El Ministro de Su Majestad Católica, falso y declamatorio, estrechó las manos del ilustre gachupín:

—Celes, es usted el hombre más bueno del mundo. Estoy viendo lo que usted sufre al pedirme su plata. Hoy se me ha revelado su gran corazón. ¿Sabe usted las últimas noticias de España?

—¿Pero hubo paquete?

—Me refiero al cable.

—¿Hay cambio político?

—El Posibilismo en Palacio.

—¿De veras? No me sorprende. Eran mis noticias, pero los sucesos han debido anticiparse.

—Celes, usted será Ministro de Hacienda. Acuérdese usted de este desterrado y venga un abrazo.

—¡Querido Mariano!

—¡Qué digna coronación de su vida, Celestino!

Falso y confidencial, hizo sentar en el sofá al orondo ricacho, y, sacando la cadera, cotorrón, tomó asiento a su lado. La botarga del gachupín se inflaba complacida. Emilio le llamaría por cable. ¡La Madre Patria! Se sintió con una conciencia difusa de nuevas obligaciones, una respetabilidad adiposa de personaje. Experimentaba la extraña sensación de que su sombra creciese desmesurada-mente, mientras el cuerpo se achicaba. Enternecíase. Le sonaban eufónicamente escandidas palabras —Sacerdocio, Ponencia, Parlamento, Holocausto—. Y adoptaba un lema: ¡Todo por mi Patria! Aquella matrona entrada en carnes, corona, rodela y estoque, le conmovía como dama de tablas que corta el verso en la tramoya de candilejas, bambalinas y telones. Don Celes sentíase revestido de sagradas ínfulas y desplegaba petulante la curva de su destino con casaca bordada, como el pavo real la fábula de su cola. Fatuas imágenes y suspicacias de negociante compendiaban sus larvados arabescos en fugas colmadas de resonancias. El ilustre gachupín temía la mengua de sus lucros, si trocaba la explotación de cholos y morenos por el servicio de la Madre Patria. Se tocó el pecho y sacó la cartera:

—¡Querido Mariano, real y verdaderamente, en las circunstancias por que atraviesa este país, con la incertidumbre y poca fijeza de sus finanzas, me representa un grave quebranto la radicación en España! ¡Usted me conoce, usted sabe todo lo que me violenta apremiarle, usted, dándose cuenta de mi buena voluntad, no me creará una situación embarazosa!…

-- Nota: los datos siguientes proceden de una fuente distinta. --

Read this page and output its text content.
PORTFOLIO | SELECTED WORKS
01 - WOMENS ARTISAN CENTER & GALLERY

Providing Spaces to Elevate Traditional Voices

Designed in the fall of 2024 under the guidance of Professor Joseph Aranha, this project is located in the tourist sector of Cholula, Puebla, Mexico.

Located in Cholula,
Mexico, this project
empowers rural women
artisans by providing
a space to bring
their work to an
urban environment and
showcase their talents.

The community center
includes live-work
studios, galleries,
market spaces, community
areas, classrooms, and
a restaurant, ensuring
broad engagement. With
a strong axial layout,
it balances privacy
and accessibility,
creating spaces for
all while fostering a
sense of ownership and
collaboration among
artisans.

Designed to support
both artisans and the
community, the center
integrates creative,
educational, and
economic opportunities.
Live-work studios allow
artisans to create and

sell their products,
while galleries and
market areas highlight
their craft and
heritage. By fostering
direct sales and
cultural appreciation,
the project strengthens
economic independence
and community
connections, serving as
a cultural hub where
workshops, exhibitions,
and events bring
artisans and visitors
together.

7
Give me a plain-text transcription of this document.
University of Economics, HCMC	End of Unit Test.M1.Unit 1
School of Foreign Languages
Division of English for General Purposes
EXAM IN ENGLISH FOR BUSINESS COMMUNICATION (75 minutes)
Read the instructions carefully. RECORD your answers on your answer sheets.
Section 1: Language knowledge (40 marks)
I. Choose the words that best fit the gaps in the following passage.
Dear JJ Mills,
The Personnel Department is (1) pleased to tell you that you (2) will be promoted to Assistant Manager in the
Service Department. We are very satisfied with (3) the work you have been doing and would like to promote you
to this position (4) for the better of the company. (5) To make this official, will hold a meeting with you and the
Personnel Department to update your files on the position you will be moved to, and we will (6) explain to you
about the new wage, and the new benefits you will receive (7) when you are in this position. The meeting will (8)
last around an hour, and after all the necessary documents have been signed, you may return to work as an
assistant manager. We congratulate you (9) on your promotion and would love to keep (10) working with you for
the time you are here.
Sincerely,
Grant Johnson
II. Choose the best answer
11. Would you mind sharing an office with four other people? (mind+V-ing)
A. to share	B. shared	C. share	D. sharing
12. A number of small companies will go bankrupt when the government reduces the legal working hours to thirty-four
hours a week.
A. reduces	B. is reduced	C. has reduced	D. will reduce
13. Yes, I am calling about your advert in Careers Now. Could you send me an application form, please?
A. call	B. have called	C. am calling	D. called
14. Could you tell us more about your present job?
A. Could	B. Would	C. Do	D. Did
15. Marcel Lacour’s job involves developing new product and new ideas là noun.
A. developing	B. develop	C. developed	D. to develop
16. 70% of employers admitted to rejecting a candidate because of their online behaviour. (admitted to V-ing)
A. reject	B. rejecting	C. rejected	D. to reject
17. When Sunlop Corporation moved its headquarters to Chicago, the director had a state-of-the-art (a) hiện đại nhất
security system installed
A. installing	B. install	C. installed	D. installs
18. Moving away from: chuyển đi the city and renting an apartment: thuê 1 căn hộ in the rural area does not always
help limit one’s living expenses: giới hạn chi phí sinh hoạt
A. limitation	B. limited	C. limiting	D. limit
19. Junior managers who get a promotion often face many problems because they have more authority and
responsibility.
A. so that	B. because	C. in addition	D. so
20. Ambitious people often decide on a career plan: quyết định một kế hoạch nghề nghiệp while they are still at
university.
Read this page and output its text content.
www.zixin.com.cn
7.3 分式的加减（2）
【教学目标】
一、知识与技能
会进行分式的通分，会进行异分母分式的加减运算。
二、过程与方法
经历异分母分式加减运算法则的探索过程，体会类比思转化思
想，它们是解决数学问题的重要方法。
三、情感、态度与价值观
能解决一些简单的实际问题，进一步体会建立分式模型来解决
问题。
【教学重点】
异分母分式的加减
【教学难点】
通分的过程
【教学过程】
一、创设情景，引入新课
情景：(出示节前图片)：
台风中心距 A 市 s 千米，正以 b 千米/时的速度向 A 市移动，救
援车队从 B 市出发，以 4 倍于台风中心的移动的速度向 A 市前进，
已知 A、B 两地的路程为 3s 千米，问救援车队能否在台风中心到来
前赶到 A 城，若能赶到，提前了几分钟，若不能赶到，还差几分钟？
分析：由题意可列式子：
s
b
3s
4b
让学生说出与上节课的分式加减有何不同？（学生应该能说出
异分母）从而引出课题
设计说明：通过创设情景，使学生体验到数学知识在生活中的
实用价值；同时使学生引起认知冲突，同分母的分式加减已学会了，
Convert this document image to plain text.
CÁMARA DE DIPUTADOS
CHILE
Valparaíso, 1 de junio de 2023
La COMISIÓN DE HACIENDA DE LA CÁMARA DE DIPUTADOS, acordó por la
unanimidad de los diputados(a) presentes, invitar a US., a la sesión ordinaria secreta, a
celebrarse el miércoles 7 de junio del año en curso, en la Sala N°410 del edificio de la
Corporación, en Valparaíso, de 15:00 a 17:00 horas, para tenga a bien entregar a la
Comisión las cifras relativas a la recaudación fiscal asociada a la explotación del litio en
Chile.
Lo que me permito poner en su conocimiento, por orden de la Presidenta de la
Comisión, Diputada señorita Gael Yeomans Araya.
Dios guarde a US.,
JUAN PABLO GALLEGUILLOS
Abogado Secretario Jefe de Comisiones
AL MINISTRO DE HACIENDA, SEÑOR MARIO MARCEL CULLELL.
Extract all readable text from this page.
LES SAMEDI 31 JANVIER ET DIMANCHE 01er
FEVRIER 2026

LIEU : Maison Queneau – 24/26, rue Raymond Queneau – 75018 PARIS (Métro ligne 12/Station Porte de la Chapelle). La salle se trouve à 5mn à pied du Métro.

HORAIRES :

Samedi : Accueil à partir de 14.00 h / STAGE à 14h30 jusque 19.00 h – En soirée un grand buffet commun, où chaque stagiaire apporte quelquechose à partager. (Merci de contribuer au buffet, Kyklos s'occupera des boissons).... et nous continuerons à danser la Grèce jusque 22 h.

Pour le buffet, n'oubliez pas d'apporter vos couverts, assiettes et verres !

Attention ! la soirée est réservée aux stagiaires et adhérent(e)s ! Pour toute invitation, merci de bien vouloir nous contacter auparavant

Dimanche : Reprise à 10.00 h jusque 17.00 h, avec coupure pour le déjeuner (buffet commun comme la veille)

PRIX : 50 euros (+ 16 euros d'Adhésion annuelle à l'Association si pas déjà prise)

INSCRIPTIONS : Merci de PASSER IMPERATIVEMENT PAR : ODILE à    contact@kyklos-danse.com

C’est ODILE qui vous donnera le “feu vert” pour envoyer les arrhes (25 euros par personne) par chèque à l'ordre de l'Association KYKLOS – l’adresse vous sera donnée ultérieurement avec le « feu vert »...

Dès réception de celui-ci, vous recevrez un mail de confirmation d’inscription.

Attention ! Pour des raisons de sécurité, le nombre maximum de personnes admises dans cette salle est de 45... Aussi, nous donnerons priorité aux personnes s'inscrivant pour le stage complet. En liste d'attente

El Barón de Benicarlés, con apagada sonrisa, tiraba de las orejas a Merlín:

—¡Carísimo Celestino, pero si está usted haciendo mi rol! Sus disculpas, todas sus palabras, las hago mías. No es a usted a quien corresponde hablar así. ¡Carísimo Celestino, no me amenace usted con la cartera que me da más miedo que una pistola! ¡Guárdesela para que sigamos hablando! Tengo en venta una masía en Alicante. ¿Por qué no se decide usted y me la compra? Sería un espléndido regalo para su amigo el elocuente tribuno. Decídase usted, que se la doy barata.

Don Celes Galindo entornaba los ojos, abierta una sonrisa de oráculo entre las patillas de canela.

V

El ilustre gachupín extravagaba por los más encumbrados limbos la voluta del pensamiento: Investido de conciencia histórica, pomposo, apesadumbrado, discernía como un deshonor rojo y gualda el epistolario del Ministro de Su Majestad Católica al Currito de Sevilla.

¡Aberraciones! Y subitánea, en un silo de sombra taciturna, atisbó la mueca de Tirano Banderas. ¡Aberraciones! El verde mohín trituraba las letras. Y Don Celes, con mentales votos de hijo predilecto, ofrecía el sonrojo de su calva panzona en holocausto de la Madre Patria. El impulso de imponerle un parche en las vergüenzas le inundó generoso, calde, con el latido entusiasta de la onda sanguínea en los brindis y aniversarios nacionales. La botarga del ricacho era una boya de ecos magnánimos. El Barón, de media anqueta en el sofá, cristalizaba los ambiguos caramelos de una sonrisa protocolaria. Don Celestino le tendió la mano condolido, piadoso, tal corno su lienzo en el Vía-Crucis la María Verónica:

—Yo he vivido mucho. Cuando se ha vivido mucho, se adquiere cierta filosofía para considerar las acciones humanas. Usted me comprende, querido Mariano.

—Todavía no.

El Barón de Benicarlés, limitaba el azul horizonte de los ojos huevones, entornando los párpados. Don Celes cambió toda la cara en un gran gesto abismado y confidencial:

—Ayer, la policía, en mi opinión propasándose, ha efectuado la detención de un súbdito español y practicado un registro en sus petacas… Ya digo, en mi opinión, extralimitándose.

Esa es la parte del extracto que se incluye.